Jared and his family have been gone for seventeen years. Kami doesn’t know that the deal is with the Lynburn’s but she knows it can’t be all good. Even her mother is suspicious of them and immediately forbids Kami from seeing Jared.
Then the killings start. Could it be Jared? That’s what her mother seems to think. Kami can’t stand that thought but she doesn’t want it to be someone she grew up with either.
That’s it on the plot. I don’t want to give too much away.
Don’t be fooled by the cover. While I love the use of silhouettes and shadow, something about this felt one very “old-time” to me. Not old as in Victorian but quite possibly 1950s little girl. The main character in this book is a full-fledged contemporary teen.
As always Brennan has done an amazing job in weaving together a world that is both contemporary and recognizable, but also fantasy. Her characters are wonderfully complex with a mixture of good and bad in each. Yes, you’ll have to look a bit harder to find the good in some of the antagonists but it is there and includes a frighteningly rigid code of honor. Break this code and, even if you are one of them, you’ve gone too far.
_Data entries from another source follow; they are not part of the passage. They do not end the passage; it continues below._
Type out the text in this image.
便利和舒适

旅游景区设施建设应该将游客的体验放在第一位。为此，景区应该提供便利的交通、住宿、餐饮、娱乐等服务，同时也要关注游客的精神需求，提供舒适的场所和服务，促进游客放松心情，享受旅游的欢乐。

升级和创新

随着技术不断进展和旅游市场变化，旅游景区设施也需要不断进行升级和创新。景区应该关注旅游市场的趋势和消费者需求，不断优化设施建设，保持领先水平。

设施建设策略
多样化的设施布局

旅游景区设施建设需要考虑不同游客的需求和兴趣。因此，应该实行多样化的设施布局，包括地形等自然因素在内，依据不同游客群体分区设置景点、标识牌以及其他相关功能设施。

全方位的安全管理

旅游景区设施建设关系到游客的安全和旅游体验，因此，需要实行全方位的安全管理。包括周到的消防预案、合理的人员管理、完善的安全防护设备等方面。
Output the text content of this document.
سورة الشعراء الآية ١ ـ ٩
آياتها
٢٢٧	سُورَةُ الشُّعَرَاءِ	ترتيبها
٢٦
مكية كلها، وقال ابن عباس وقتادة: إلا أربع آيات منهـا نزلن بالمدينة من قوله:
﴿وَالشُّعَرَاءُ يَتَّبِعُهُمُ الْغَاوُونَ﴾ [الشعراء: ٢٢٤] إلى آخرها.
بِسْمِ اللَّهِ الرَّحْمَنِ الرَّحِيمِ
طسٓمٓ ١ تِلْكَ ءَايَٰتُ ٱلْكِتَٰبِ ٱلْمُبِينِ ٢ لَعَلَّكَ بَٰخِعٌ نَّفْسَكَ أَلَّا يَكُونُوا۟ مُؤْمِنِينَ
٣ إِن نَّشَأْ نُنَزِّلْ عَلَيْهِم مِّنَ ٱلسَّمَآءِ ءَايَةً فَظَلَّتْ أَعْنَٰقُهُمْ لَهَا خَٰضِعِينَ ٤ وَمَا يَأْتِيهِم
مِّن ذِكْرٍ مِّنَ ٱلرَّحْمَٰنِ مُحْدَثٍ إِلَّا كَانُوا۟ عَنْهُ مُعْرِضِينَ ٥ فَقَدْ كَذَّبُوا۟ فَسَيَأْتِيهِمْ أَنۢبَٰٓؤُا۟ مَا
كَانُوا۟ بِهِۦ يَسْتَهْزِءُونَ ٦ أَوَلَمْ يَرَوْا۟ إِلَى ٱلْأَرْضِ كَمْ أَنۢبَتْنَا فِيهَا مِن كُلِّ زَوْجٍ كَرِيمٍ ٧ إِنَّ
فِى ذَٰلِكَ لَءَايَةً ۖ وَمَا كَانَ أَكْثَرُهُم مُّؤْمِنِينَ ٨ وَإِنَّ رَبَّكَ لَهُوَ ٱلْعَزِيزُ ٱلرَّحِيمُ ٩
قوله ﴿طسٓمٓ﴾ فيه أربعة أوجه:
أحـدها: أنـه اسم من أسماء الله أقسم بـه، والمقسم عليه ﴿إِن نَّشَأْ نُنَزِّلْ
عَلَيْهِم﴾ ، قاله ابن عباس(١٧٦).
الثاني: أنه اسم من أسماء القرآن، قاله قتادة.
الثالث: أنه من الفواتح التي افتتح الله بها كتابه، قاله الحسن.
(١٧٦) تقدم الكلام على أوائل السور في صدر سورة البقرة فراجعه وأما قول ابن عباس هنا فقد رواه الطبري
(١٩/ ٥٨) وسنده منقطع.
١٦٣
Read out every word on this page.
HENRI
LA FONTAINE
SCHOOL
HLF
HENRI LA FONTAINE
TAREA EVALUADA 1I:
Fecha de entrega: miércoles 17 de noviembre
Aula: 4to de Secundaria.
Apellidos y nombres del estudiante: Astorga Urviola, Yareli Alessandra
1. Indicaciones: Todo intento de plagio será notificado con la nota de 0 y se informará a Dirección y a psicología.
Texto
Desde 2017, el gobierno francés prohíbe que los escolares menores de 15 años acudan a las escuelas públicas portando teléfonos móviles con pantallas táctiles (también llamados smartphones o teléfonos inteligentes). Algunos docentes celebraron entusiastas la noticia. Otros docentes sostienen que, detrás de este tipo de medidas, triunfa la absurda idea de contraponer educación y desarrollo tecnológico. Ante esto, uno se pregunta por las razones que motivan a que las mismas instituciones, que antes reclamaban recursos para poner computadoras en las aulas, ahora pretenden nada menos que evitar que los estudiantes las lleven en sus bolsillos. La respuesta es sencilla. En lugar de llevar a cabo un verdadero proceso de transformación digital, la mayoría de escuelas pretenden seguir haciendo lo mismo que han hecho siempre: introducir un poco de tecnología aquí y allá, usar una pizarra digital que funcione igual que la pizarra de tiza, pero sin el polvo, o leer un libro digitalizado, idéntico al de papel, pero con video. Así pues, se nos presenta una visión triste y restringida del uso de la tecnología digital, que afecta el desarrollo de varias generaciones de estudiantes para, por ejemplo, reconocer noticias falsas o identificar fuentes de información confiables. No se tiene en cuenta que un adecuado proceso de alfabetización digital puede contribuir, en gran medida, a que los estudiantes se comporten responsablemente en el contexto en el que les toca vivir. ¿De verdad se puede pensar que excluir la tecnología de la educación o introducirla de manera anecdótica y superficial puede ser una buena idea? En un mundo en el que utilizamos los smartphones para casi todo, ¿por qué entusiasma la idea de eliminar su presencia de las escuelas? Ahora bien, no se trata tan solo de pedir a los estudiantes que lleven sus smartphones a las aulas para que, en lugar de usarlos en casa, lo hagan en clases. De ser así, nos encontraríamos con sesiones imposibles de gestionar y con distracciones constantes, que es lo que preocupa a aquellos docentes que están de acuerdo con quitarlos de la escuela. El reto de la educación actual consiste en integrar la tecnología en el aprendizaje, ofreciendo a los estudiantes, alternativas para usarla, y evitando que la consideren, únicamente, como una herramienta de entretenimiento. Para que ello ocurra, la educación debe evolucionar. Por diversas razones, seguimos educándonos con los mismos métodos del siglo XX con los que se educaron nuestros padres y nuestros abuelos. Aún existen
This book will probably appeal a bit moe to girls than to boys because of the romance element but it is not a girly book. As always, Brennan deals with some tough themes including loyalty, honor and honesty. Because of the darker elements, this book might not be a good choice for a sensitive tween. But for a reader who is ready to explore the dark side of humanity in a safe venue, this book is a must.